Let me know - Take part in an ad hoc online focus group: Click the feedback link and tell me if you're a regular visitor here or a first-timer and whether you plan on ever coming back. What do you expect to find here? Why did you come here in the first place? What should I be doing with my life?

Thanks for your help, and don't forget to brush.

Tuesday, January 14, 2003

Hey! Vacation pictures are posted!

If you'd like to see Leslie and I enjoying ourselves on our recent trip to Boston, New York, & New Jersey, Click Here.

Sunday, January 12, 2003

And what a week it was! This first week back at work from vacation was a killer (including going in early and staying late almost every day, as well as going in on Saturday - And I'm still not quite caught up).

How is that possible? I was only gone for a week. And a week with a major holiday in the middle of it? Everybody comes back from New Year's and wants to get their entire 2003 agenda completed before the 17th of January - And they all need me in on the meeting.

This coming week isn't going to be any better and, in fact, may actually be busier. I'm wondering at what point in 2003 will I get to work on any of the things that are on my personal agenda?

The trip east was great for firing my imagination, and I came home with plenty of interesting story ideas, but I've not yet had a chance to get any of them down in even the most basic notational form. I need to get to them before I lose them.

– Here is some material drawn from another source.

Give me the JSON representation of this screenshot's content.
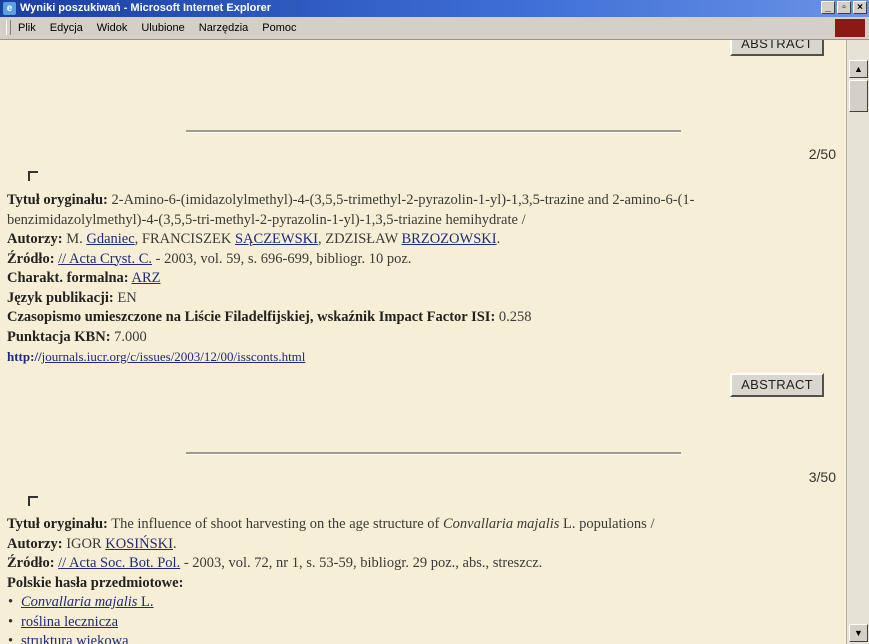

And so, maybe I'll try to get to them right now, while I have a few minutes to myself... Happy freaking new year...

Oh, and by the way, since most of my readers are also writers, here's a link to a contest on a friend's web site: Slice of Life - check the link for the details - win a Story Spinner!

Sunday, January 05, 2003

Happy New Year! We returned yesterday from our vacation trip east. We started out in Massachusetts, where we visited a few of my relatives (aunt, cousins, etc.), did a little site seeing (including my childhood homes), and did "First Night" - Boston's New Year's Eve celebration.

We had a great time, and it was Leslie's first experience with "real" winter weather. Boston is a great city, and it's always a wonderful feeling to go back again. I think it's a city that's only gotten better in recent years, as well. I remember a time when it wasn't safe to out on the streets in many places after dark, yet we were walking around former danger areas past midnight each night we were there with no sense of doom. On the contrary, there were many people out on the streets, enjoying the city at night.

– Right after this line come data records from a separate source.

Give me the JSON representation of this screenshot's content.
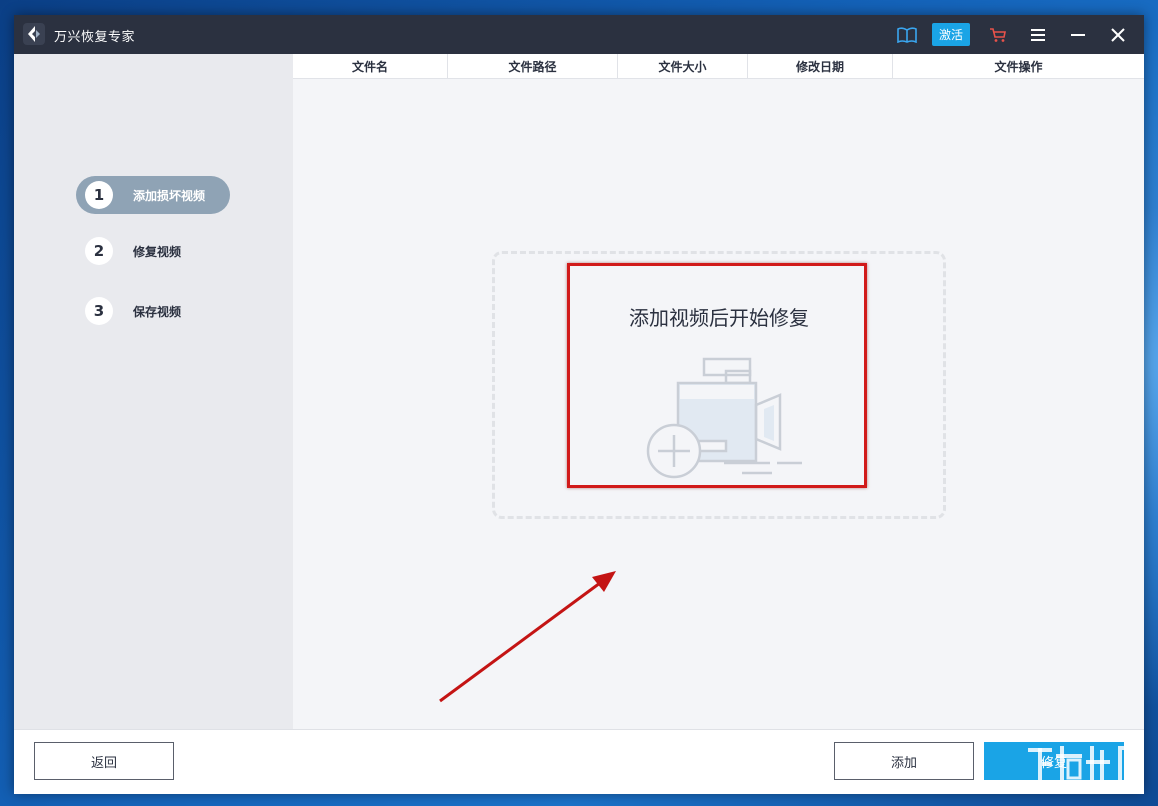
{
  "app": {
    "title": "万兴恢复专家",
    "activate_label": "激活"
  },
  "table": {
    "columns": [
      "文件名",
      "文件路径",
      "文件大小",
      "修改日期",
      "文件操作"
    ]
  },
  "steps": [
    {
      "number": "1",
      "label": "添加损坏视频",
      "active": true
    },
    {
      "number": "2",
      "label": "修复视频",
      "active": false
    },
    {
      "number": "3",
      "label": "保存视频",
      "active": false
    }
  ],
  "dropzone": {
    "prompt": "添加视频后开始修复"
  },
  "footer": {
    "back_label": "返回",
    "add_label": "添加",
    "repair_label": "修复"
  },
  "colors": {
    "titlebar": "#2b3140",
    "accent": "#1aa4e6",
    "annotation": "#d11a1a"
  },
  "icons": [
    "app-logo-icon",
    "book-icon",
    "cart-icon",
    "menu-icon",
    "minimize-icon",
    "close-icon",
    "add-video-icon"
  ]
}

On New Year's Day we drove down to New Jersey, across Connecticut and a corner of New York state, in the pouring rain. Parts of it were a bit harrowing, but we made it safely, and in time for a home-made dinner at Leslie's great-aunt's house.

We spent a few days with the NJ family, including a one-day side trip into New York City with one of Leslie's cousins as our tour guide. Even with the sleet and the rain, we had a great time in the city. A highlight being our visit to Rupert Jee's Hello Deli. If you don't know what that is, you need to start watching David Letterman. Rupert was very nice and was very cool about posing for a picture with us.

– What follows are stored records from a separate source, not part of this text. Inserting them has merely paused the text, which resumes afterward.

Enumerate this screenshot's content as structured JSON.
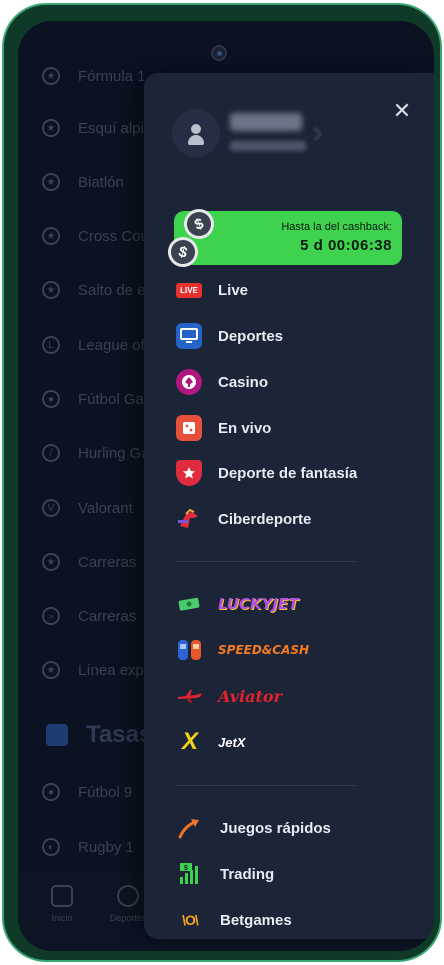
{
  "background": {
    "list": [
      {
        "label": "Fórmula 1",
        "icon": "star-icon"
      },
      {
        "label": "Esquí alpino",
        "icon": "star-icon"
      },
      {
        "label": "Biatlón",
        "icon": "star-icon"
      },
      {
        "label": "Cross Country",
        "icon": "star-icon"
      },
      {
        "label": "Salto de esquí",
        "icon": "star-icon"
      },
      {
        "label": "League of Legends",
        "icon": "lol-icon"
      },
      {
        "label": "Fútbol Gaélico",
        "icon": "ball-icon"
      },
      {
        "label": "Hurling Gaélico",
        "icon": "hurling-icon"
      },
      {
        "label": "Valorant",
        "icon": "valorant-icon"
      },
      {
        "label": "Carreras",
        "icon": "star-icon"
      },
      {
        "label": "Carreras",
        "icon": "racing-icon"
      },
      {
        "label": "Línea exprés",
        "icon": "star-icon"
      }
    ],
    "section_title": "Tasas",
    "section_items": [
      {
        "label": "Fútbol 9",
        "icon": "football-icon"
      },
      {
        "label": "Rugby 1",
        "icon": "rugby-icon"
      }
    ],
    "bottom_nav": [
      {
        "label": "Inicio",
        "icon": "home-icon"
      },
      {
        "label": "Deportes",
        "icon": "sports-ball-icon"
      }
    ]
  },
  "drawer": {
    "close_symbol": "✕",
    "cashback": {
      "label": "Hasta la del cashback:",
      "timer": "5 d 00:06:38",
      "coin_symbol": "$",
      "color": "#3ed24f"
    },
    "menu": [
      {
        "label": "Live",
        "badge": "LIVE",
        "icon": "live-icon"
      },
      {
        "label": "Deportes",
        "icon": "monitor-icon"
      },
      {
        "label": "Casino",
        "icon": "casino-chip-icon"
      },
      {
        "label": "En vivo",
        "icon": "dice-icon"
      },
      {
        "label": "Deporte de fantasía",
        "icon": "fantasy-star-icon"
      },
      {
        "label": "Ciberdeporte",
        "icon": "cyber-soldier-icon"
      }
    ],
    "games": [
      {
        "logo": "LUCKYJET",
        "icon": "money-icon"
      },
      {
        "logo": "SPEED&CASH",
        "icon": "cars-icon"
      },
      {
        "logo": "Aviator",
        "icon": "plane-icon"
      },
      {
        "logo": "JetX",
        "icon": "jetx-icon",
        "icon_glyph": "X"
      }
    ],
    "extra": [
      {
        "label": "Juegos rápidos",
        "icon": "fast-arrow-icon"
      },
      {
        "label": "Trading",
        "icon": "trading-chart-icon"
      },
      {
        "label": "Betgames",
        "icon": "betgames-icon",
        "icon_glyph": "\\O\\"
      }
    ]
  }
}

Another New York highlight, which was a theme of the whole trip, was the food. In NYC we had the best hot pastrami I've ever tasted in my entire life at Katz's in the Lower East Side. Also, a real Nathan's hot dog (the franchised Nathan's outside NYC are NOT the same thing).

In Boston, it was pizza, more pizza, Italian dinners, and sea food. The pizza of my youth is from Regina's, and it's still excellent, beating the crap out of any pizza-like object you can get in California. I had a shrimp dish at Mother Anna's in the North End that was also to die for (with butter, Marsala sauce, and cheese). Also, Legal Sea Food for the lobster. And plenty to drink as well, ending almost each night at O'Conner's for a night cap.

The amazing part of the whole thing is that I gained back less than two pounds (of the 30 I lost in 2002). It's because of all the walking we did around each of the cities, as well as the extra calories we burned just trying to keep warm.

Now, today, back in the San Jose area, we're walking around in just a shirt, with no coat, scarf, or gloves, and enjoying the California sunshine. But, there's a part of me that will always be back in Boston, freezing my ass off, but loving every moment of it.